Abstract

Hepcidin, a peptide hormone that negatively regulates iron metabolism, is expressed by bone morphogenetic protein (BMP) signaling. Erythroferrone (ERFE) is an extracellular protein that binds and inhibits BMP ligands, thus positively regulating iron import by indirectly suppressing hepcidin. This allows for rapid erythrocyte regeneration after blood loss. ERFE belongs to the C1Q/TNF related protein (CTRP) family and is suggested to adopt multiple oligomeric forms: a trimer, a hexamer, and a high molecular weight species. The molecular basis for how ERFE binds BMP ligands and how the different oligomeric states impact BMP inhibition are poorly understood.

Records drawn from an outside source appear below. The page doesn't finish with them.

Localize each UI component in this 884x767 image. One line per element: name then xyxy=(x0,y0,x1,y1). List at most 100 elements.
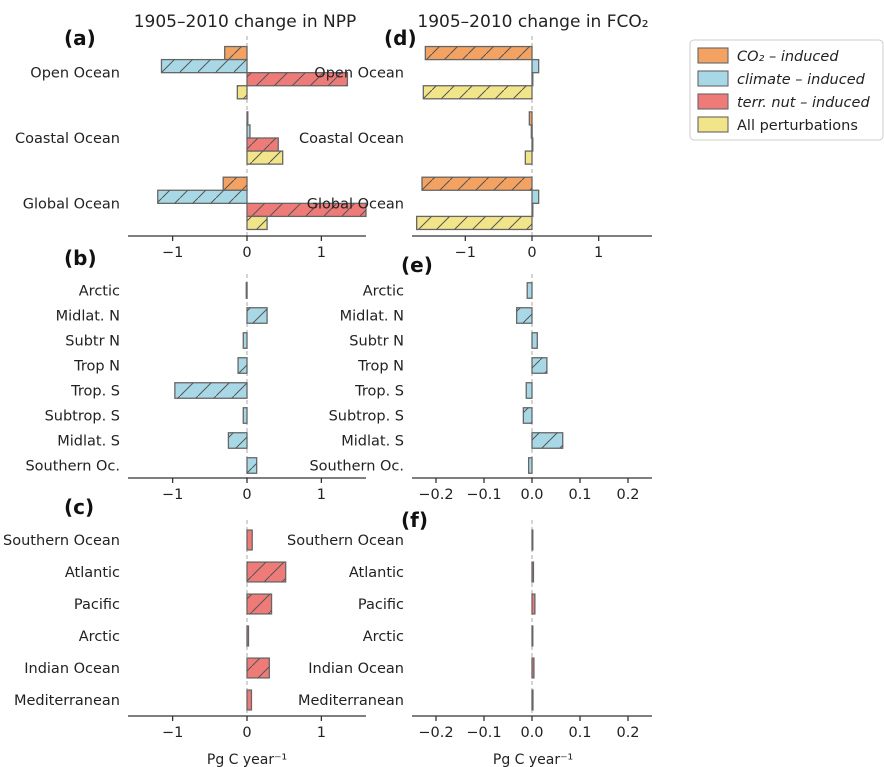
legend: CO₂ – induced climate – induced terr. nut … xyxy=(689,39,884,141)
category-label: Midlat. N xyxy=(340,309,404,325)
category-label: Pacific xyxy=(358,597,404,613)
bar-climate xyxy=(246,124,251,139)
bar-climate xyxy=(242,407,248,424)
bar-climate xyxy=(526,282,533,299)
x-tick-label: 1 xyxy=(317,725,326,741)
category-label: Subtrop. S xyxy=(329,409,404,425)
bar-hatch xyxy=(247,203,366,217)
x-tick-label: 0.0 xyxy=(520,725,543,741)
x-tick-label: 1 xyxy=(594,245,603,261)
x-axis-label-right: Pg C year⁻¹ xyxy=(493,752,573,767)
bar-all xyxy=(524,150,533,165)
category-label: Indian Ocean xyxy=(308,661,404,677)
bar-climate xyxy=(242,332,248,349)
legend-label-climate: climate – induced xyxy=(737,72,866,88)
x-axis-label-left: Pg C year⁻¹ xyxy=(207,752,287,767)
category-label: Southern Oc. xyxy=(309,459,404,475)
bar-hatch xyxy=(247,72,348,86)
panel-b: Arctic Midlat. N Subtr N Trop N Trop. S Subtr… xyxy=(25,246,366,503)
bar-nut xyxy=(531,72,534,87)
bar-nut xyxy=(531,529,534,551)
panel-label-d: (d) xyxy=(384,26,417,50)
category-label: Arctic xyxy=(79,629,120,645)
bar-hatch xyxy=(224,46,247,60)
bar-hatch xyxy=(532,432,563,449)
x-tick-label: −0.1 xyxy=(466,487,501,503)
category-label: Open Ocean xyxy=(30,66,120,82)
category-label: Open Ocean xyxy=(314,66,404,82)
bar-climate xyxy=(531,332,538,349)
category-label: Atlantic xyxy=(349,565,404,581)
category-label: Southern Oc. xyxy=(25,459,120,475)
bar-nut xyxy=(531,561,535,583)
bar-nut xyxy=(531,202,534,218)
panel-label-a: (a) xyxy=(64,26,96,50)
bar-nut xyxy=(531,625,534,647)
category-label: Arctic xyxy=(363,629,404,645)
panel-a: Open Ocean Coastal Ocean Global Ocean −1 0 1 (… xyxy=(15,26,367,261)
legend-swatch-climate xyxy=(697,70,729,87)
x-tick-label: 0 xyxy=(527,245,536,261)
panel-d: Open Ocean Coastal Ocean Global Ocean −1 0 1 (… xyxy=(299,26,652,261)
bar-hatch xyxy=(247,658,270,678)
legend-label-all: All perturbations xyxy=(737,118,858,134)
x-tick-label: −0.2 xyxy=(418,487,453,503)
bar-co2 xyxy=(246,111,249,126)
category-label: Trop N xyxy=(73,359,120,375)
bar-hatch xyxy=(238,357,247,374)
bar-hatch xyxy=(416,216,532,230)
category-label: Subtrop. S xyxy=(45,409,120,425)
bar-hatch xyxy=(247,138,279,152)
category-label: Indian Ocean xyxy=(24,661,120,677)
panel-e: Arctic Midlat. N Subtr N Trop N Trop. S Subtr… xyxy=(309,253,652,503)
bar-hatch xyxy=(247,594,272,614)
x-tick-label: −1 xyxy=(162,487,183,503)
bar-hatch xyxy=(425,46,532,60)
bar-nut xyxy=(246,625,250,647)
legend-swatch-all xyxy=(697,116,729,133)
bar-hatch xyxy=(237,85,247,99)
bar-climate xyxy=(527,457,533,474)
x-tick-label: 0.0 xyxy=(520,487,543,503)
bar-hatch xyxy=(247,307,268,324)
bar-nut xyxy=(246,529,253,551)
panel-label-f: (f) xyxy=(401,508,428,532)
legend-swatch-nut xyxy=(697,93,729,110)
legend-label-nut: terr. nut – induced xyxy=(737,95,870,111)
category-label: Midlat. S xyxy=(57,434,120,450)
category-label: Global Ocean xyxy=(23,196,120,212)
bar-hatch xyxy=(247,216,268,230)
x-tick-label: 0.1 xyxy=(568,725,591,741)
bar-nut xyxy=(531,137,534,152)
bar-hatch xyxy=(247,562,286,582)
x-tick-label: −0.2 xyxy=(418,725,453,741)
bar-nut xyxy=(531,657,535,679)
category-label: Southern Ocean xyxy=(3,533,120,549)
category-label: Trop. S xyxy=(354,384,404,400)
category-label: Coastal Ocean xyxy=(299,131,404,147)
bar-hatch xyxy=(423,85,532,99)
bar-hatch xyxy=(516,307,532,324)
category-label: Arctic xyxy=(363,284,404,300)
legend-frame xyxy=(689,39,884,141)
panel-label-b: (b) xyxy=(64,246,97,270)
header-left: 1905–2010 change in NPP xyxy=(134,12,357,32)
bar-hatch xyxy=(523,407,532,424)
bar-climate xyxy=(530,124,533,139)
bar-nut xyxy=(531,593,536,615)
category-label: Midlat. N xyxy=(56,309,120,325)
x-tick-label: 0 xyxy=(242,487,251,503)
category-label: Global Ocean xyxy=(307,196,404,212)
category-label: Subtr N xyxy=(349,334,404,350)
legend-swatch-co2 xyxy=(697,47,729,64)
x-tick-label: −1 xyxy=(162,245,183,261)
x-tick-label: 1 xyxy=(317,487,326,503)
x-tick-label: −1 xyxy=(162,725,183,741)
category-label: Coastal Ocean xyxy=(15,131,120,147)
bar-co2 xyxy=(528,111,533,126)
x-tick-label: −1 xyxy=(455,245,476,261)
category-label: Mediterranean xyxy=(14,693,120,709)
bar-hatch xyxy=(228,432,247,449)
bar-hatch xyxy=(161,59,247,73)
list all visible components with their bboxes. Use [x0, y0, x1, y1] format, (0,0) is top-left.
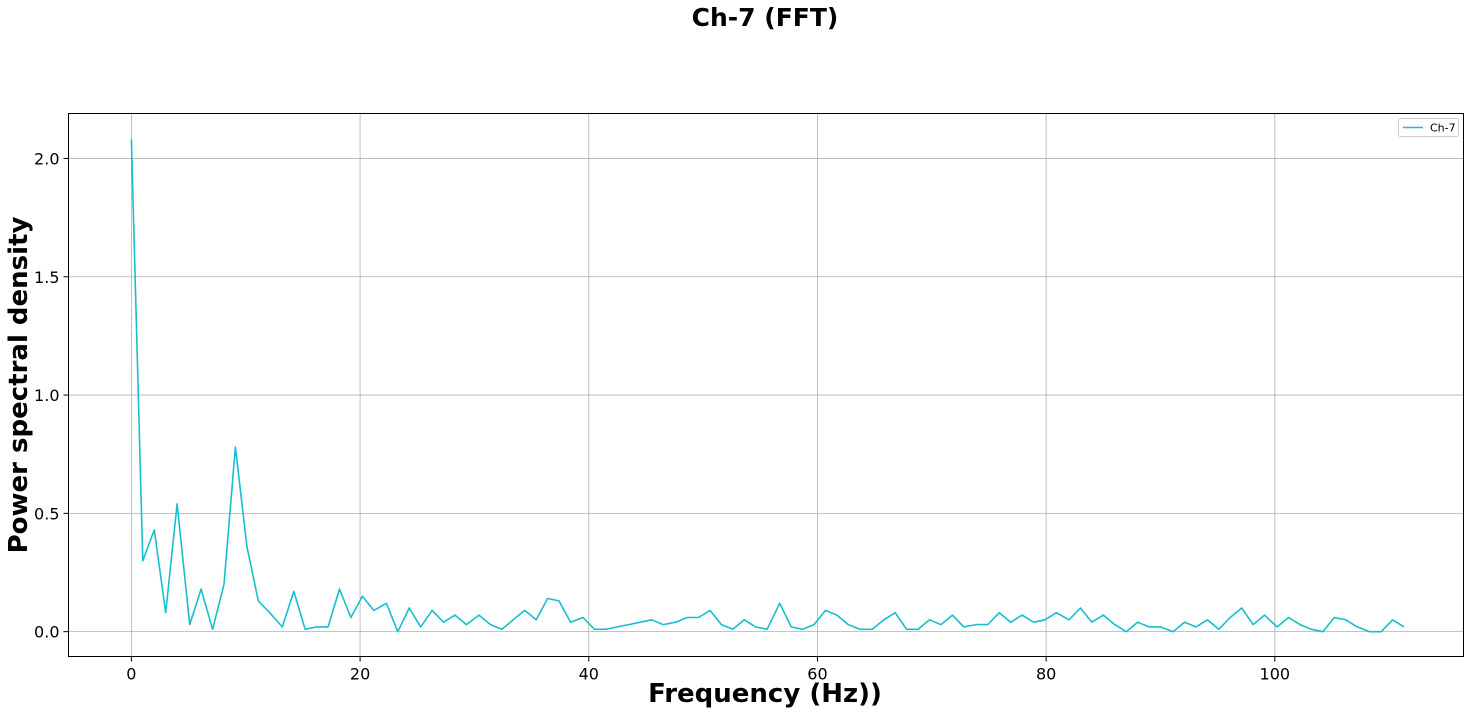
- x-tick-label: 100: [1260, 665, 1291, 684]
- x-axis-label: Frequency (Hz)): [648, 679, 882, 709]
- legend: Ch-7: [1398, 118, 1459, 137]
- x-tick-label: 0: [126, 665, 136, 684]
- y-tick-label: 1.5: [34, 268, 59, 287]
- chart-title: Ch-7 (FFT): [692, 3, 839, 32]
- plot-frame: [68, 113, 1464, 657]
- y-tick-label: 0.0: [34, 623, 59, 642]
- x-tick-label: 40: [579, 665, 599, 684]
- x-tick-label: 60: [807, 665, 827, 684]
- legend-label-ch7: Ch-7: [1430, 122, 1456, 135]
- y-tick-label: 1.0: [34, 386, 59, 405]
- y-tick-label: 0.5: [34, 504, 59, 523]
- legend-frame: [1398, 118, 1459, 137]
- x-tick-label: 80: [1036, 665, 1056, 684]
- series-line-ch7: [130, 139, 1405, 633]
- x-gridlines: [130, 113, 1276, 657]
- y-axis-ticks: 0.0 0.5 1.0 1.5 2.0: [34, 149, 69, 642]
- y-gridlines: [68, 158, 1464, 633]
- x-tick-label: 20: [350, 665, 370, 684]
- y-tick-label: 2.0: [34, 149, 59, 168]
- x-axis-ticks: 0 20 40 60 80 100: [126, 656, 1291, 684]
- y-axis-label: Power spectral density: [4, 217, 34, 554]
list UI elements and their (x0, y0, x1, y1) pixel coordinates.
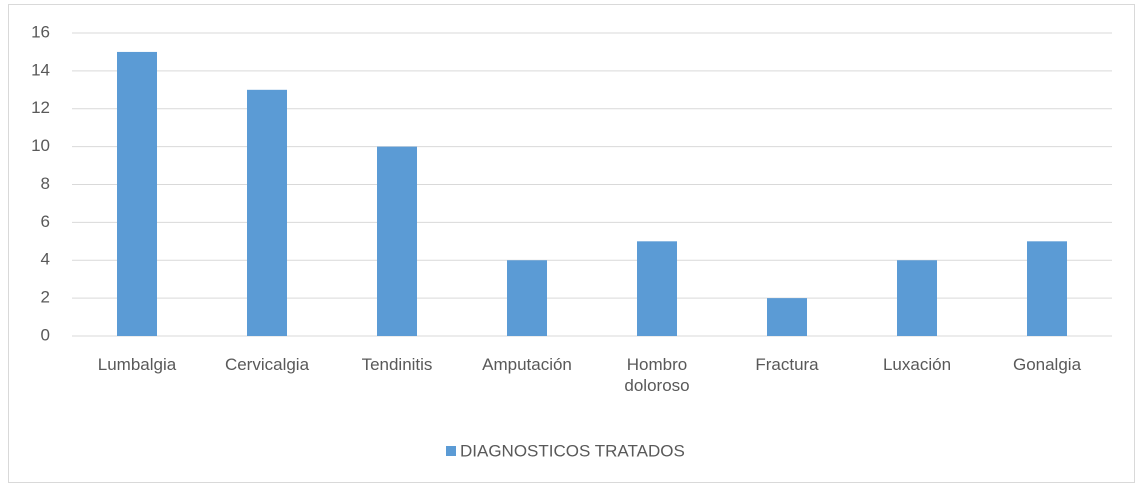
legend-swatch (446, 446, 456, 456)
x-tick-label-box: Luxación (882, 355, 952, 374)
x-tick-label: Gonalgia (1012, 355, 1082, 374)
bar (637, 241, 677, 336)
y-tick-label: 0 (41, 325, 50, 344)
x-tick-label: Tendinitis (361, 355, 433, 374)
x-tick-label-box: Amputación (482, 355, 572, 374)
x-tick-label: Cervicalgia (224, 355, 310, 374)
x-tick-label: Luxación (882, 355, 952, 374)
bar (897, 260, 937, 336)
bar (767, 298, 807, 336)
x-tick-label: Amputación (482, 355, 572, 374)
bar (117, 51, 157, 336)
bar (507, 260, 547, 336)
x-tick-label: Fractura (755, 355, 819, 374)
bar (247, 89, 287, 336)
x-tick-label-box: Cervicalgia (224, 355, 310, 374)
y-tick-label: 8 (41, 174, 50, 193)
chart-frame (8, 4, 1135, 483)
y-tick-label: 14 (31, 60, 50, 79)
x-tick-label-box: Fractura (755, 355, 819, 374)
y-tick-label: 16 (31, 22, 50, 41)
bar (377, 146, 417, 336)
x-tick-label-box: Tendinitis (361, 355, 433, 374)
x-tick-label-box: Lumbalgia (97, 355, 177, 374)
y-tick-label: 6 (41, 212, 50, 231)
bar (1027, 241, 1067, 336)
legend-item: DIAGNOSTICOS TRATADOS (446, 441, 685, 460)
legend-label: DIAGNOSTICOS TRATADOS (460, 441, 685, 460)
y-tick-label: 12 (31, 98, 50, 117)
x-tick-label-box: Gonalgia (1012, 355, 1082, 374)
x-tick-label-box: Hombro doloroso (624, 355, 690, 395)
x-tick-label: Hombro doloroso (624, 355, 690, 395)
y-tick-label: 2 (41, 288, 50, 307)
x-tick-label: Lumbalgia (97, 355, 177, 374)
y-tick-label: 4 (41, 250, 50, 269)
y-tick-label: 10 (31, 136, 50, 155)
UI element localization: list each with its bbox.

In this study, we demonstrated that ERFE activity is dependent on the presence of stable dimeric or trimeric ERFE, and that larger species are dispensable for BMP inhibition. Additionally, we used an in-silico approach to identify a helix, termed the ligand binding domain (LBD), that was predicted to bind BMPs and occlude the type I receptor pocket. We provide evidence that the LBD is crucial for activity through luciferase assays and surface plasmon resonance (SPR) analysis. Our findings provide new insight into how ERFE oligomerization impacts BMP inhibition, while identifying critical molecular features of ERFE essential for binding BMP ligands.